注意点として、ユーザビリティ研究は「ほとんどのユーザーが最初のスライドだけ見て、2番目以降は見ない」ことを示しています。重要な情報を後ろのスライドに隠すと、機会を逃します。また、自動回転カルーセルはバナーブラインドネス(広告と同じく無視される)の問題もあります。
デザインのベストプラクティス
スライド数は3~5個が目安です。それ以上あると、ユーザーが「他にもある」ことに気づきません。すべての重要情報を最初のスライドに含めることが大切です。矢印やドットは明確で、タッチデバイスではそれなりのサイズが必要です。自動回転より、ユーザーが操作できるほうが推奨されます。アクセシビリティ(キーボード操作、スクリーンリーダー対応)も重視しましょう。
代替手段
グリッド表示(複数アイテムを同時表示)はスペースは取りますが、発見性が高いです。タブ形式は複数ページを一度に概観でき、素早く切り替えられます。無限スクロール(下へスクロールで次々と出現)はモバイルに適しています。状況に応じて、カルーセル以外の選択肢も検討すべきです。
よくある質問
Q: カルーセルでユーザーエクスペリエンスが悪くなることはありますか? A: はい。最初のスライド以降を見ないユーザーが84%という研究結果もあります。重要な情報はカルーセルに隠さず、複数アイテムを同時表示するほうが良い場合も多いです。

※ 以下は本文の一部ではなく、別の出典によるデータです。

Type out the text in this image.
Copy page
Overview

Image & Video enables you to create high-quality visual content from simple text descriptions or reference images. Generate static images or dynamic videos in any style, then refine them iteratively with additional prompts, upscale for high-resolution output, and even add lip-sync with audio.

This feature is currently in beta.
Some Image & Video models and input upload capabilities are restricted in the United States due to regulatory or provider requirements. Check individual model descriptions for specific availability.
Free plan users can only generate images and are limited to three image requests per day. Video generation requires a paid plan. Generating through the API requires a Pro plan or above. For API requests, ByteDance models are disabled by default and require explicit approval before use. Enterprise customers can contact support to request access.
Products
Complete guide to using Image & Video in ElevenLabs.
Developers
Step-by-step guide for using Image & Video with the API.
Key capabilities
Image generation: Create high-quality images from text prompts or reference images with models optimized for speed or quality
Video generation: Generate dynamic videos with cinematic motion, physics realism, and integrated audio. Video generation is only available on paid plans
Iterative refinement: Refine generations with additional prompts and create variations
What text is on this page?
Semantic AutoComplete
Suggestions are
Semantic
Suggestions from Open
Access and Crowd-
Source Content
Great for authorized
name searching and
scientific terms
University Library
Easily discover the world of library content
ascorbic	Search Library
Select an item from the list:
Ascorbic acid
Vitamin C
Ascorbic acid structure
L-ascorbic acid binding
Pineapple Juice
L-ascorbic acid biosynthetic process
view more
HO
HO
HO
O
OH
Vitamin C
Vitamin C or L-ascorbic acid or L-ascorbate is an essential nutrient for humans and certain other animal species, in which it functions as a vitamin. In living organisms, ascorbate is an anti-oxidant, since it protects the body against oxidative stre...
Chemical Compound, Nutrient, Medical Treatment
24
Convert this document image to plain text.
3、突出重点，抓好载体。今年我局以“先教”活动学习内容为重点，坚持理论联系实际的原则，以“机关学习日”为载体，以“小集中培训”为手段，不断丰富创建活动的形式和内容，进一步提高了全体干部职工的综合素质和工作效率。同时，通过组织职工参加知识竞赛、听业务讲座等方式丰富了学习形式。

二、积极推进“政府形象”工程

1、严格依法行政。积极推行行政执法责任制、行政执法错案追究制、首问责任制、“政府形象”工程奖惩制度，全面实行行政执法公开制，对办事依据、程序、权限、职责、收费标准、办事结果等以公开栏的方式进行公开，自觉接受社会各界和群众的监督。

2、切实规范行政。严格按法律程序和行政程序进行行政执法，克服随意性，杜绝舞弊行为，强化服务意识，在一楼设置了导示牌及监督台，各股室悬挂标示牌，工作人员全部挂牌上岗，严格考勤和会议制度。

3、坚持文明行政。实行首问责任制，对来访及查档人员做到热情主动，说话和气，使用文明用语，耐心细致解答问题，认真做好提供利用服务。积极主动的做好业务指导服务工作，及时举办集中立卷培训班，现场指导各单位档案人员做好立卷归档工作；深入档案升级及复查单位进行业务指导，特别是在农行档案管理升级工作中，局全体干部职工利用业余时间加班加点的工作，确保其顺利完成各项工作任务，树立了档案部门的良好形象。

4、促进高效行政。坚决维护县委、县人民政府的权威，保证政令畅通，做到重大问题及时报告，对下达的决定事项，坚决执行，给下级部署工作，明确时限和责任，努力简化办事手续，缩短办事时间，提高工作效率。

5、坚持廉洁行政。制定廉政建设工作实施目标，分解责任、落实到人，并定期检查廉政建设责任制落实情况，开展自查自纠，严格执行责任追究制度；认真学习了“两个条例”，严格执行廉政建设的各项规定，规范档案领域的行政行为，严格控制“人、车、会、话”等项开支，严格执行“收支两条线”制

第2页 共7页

Q: 自動回転させるべきですか? A: モバイルでは避けるべきです。デスクトップでも、ユーザーが操作できるほうが好まれます。自動回転する場合は、一時停止ボタンを必ず付けてください。
Q: アクセシビリティはどう確保しますか? A: キーボードで矢印キーやTabキーで操作できるようにします。スクリーンリーダー対応として、ARIAラベルを付けます。画像に説明文(altテキスト)も必須です。